Try to install JPG-library
sudo apt-get install libjpeg-dev
Try to re-install OpenCV
sudo apt-get install opencv-dev
The problem is that the python version of OpenCV is 4.2, and the OpenCV version of the system is 3.2. Is that the problem?
Try to install JPG-library I have checked the system and installed JPG-library.
Try to re-install OpenCV Like the first question I answered.Should the two OpenCV versions be consistent?
Thank you for your patience in answering my question @AlexeyAB .Have a good day!
The problem is that the python version of OpenCV is 4.2, and the OpenCV version of the system is 3.2. Is that the problem?
I don't know.

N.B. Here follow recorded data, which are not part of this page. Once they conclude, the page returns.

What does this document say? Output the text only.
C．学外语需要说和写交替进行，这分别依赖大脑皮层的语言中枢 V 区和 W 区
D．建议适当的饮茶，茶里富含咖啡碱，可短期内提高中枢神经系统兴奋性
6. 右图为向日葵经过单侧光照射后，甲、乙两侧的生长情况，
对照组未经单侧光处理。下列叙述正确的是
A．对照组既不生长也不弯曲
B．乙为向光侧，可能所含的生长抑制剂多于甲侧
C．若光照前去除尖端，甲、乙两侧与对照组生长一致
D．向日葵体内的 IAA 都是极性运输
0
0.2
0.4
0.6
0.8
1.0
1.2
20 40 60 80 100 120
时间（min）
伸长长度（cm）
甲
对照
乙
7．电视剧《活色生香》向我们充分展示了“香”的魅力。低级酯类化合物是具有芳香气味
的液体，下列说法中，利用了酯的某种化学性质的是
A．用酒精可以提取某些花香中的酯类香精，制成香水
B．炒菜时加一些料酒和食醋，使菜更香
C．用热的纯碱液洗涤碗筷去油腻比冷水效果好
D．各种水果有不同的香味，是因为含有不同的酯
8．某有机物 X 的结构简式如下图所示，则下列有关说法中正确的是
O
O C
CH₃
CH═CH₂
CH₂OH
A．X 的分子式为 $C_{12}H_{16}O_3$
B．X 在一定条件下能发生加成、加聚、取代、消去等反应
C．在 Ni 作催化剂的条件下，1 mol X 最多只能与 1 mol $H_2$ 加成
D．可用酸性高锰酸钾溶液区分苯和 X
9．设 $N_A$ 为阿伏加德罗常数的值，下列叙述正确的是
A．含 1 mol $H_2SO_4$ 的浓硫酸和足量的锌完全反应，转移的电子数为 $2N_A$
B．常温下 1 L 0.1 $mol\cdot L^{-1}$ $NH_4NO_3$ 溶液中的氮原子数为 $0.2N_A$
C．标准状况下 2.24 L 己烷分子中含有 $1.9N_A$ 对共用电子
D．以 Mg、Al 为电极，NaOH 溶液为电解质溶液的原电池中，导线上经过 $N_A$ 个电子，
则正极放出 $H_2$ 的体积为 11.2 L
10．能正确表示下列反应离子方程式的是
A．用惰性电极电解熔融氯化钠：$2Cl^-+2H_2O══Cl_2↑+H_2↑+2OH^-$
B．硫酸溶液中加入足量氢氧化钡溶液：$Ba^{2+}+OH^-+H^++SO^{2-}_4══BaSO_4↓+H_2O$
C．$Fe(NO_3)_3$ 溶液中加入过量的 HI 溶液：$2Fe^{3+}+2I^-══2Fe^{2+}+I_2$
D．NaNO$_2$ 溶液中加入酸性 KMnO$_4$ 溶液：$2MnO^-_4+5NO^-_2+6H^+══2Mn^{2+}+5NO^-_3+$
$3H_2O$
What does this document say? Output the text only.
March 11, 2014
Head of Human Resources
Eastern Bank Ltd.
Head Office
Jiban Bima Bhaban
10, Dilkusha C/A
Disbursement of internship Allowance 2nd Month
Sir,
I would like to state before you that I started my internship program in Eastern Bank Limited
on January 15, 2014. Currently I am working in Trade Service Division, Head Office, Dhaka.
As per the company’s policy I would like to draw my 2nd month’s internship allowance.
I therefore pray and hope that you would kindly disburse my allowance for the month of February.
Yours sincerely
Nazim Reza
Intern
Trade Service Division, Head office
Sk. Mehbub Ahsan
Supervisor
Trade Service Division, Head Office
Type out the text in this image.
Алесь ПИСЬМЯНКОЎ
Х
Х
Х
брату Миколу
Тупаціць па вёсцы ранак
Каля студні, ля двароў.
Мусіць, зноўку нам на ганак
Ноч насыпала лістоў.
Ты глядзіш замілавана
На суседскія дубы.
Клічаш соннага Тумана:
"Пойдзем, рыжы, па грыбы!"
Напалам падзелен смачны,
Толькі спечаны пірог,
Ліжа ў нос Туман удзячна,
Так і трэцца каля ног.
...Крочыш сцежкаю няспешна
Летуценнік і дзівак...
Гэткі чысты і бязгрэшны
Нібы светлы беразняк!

May be yes.
Hello @AlexeyAB . I have trained my data set with your yolov3 code, and the experiment can proceed normally.I also set the OpenCV in the makefile to 1, which means that my OpenCV is ok, right?
Hello@AlexeyAB I started training by using the command line:
./darknet detector train data/obj.data yolo-obj.cfg yolov4.conv.137 -dont_show
, and one error occured, as shown below, "OpenCV exception: load_image_mat_cv OpenCV exception: load_image_mat_cv try to allocate additional workspace_size = 52.43 MB CUDA allocate done! Loaded: 0.000032 seconds Segmentation fault (core dumped)". I used a very small datasets, 35 images in total. Could you please give me some advise? Thanks a lot.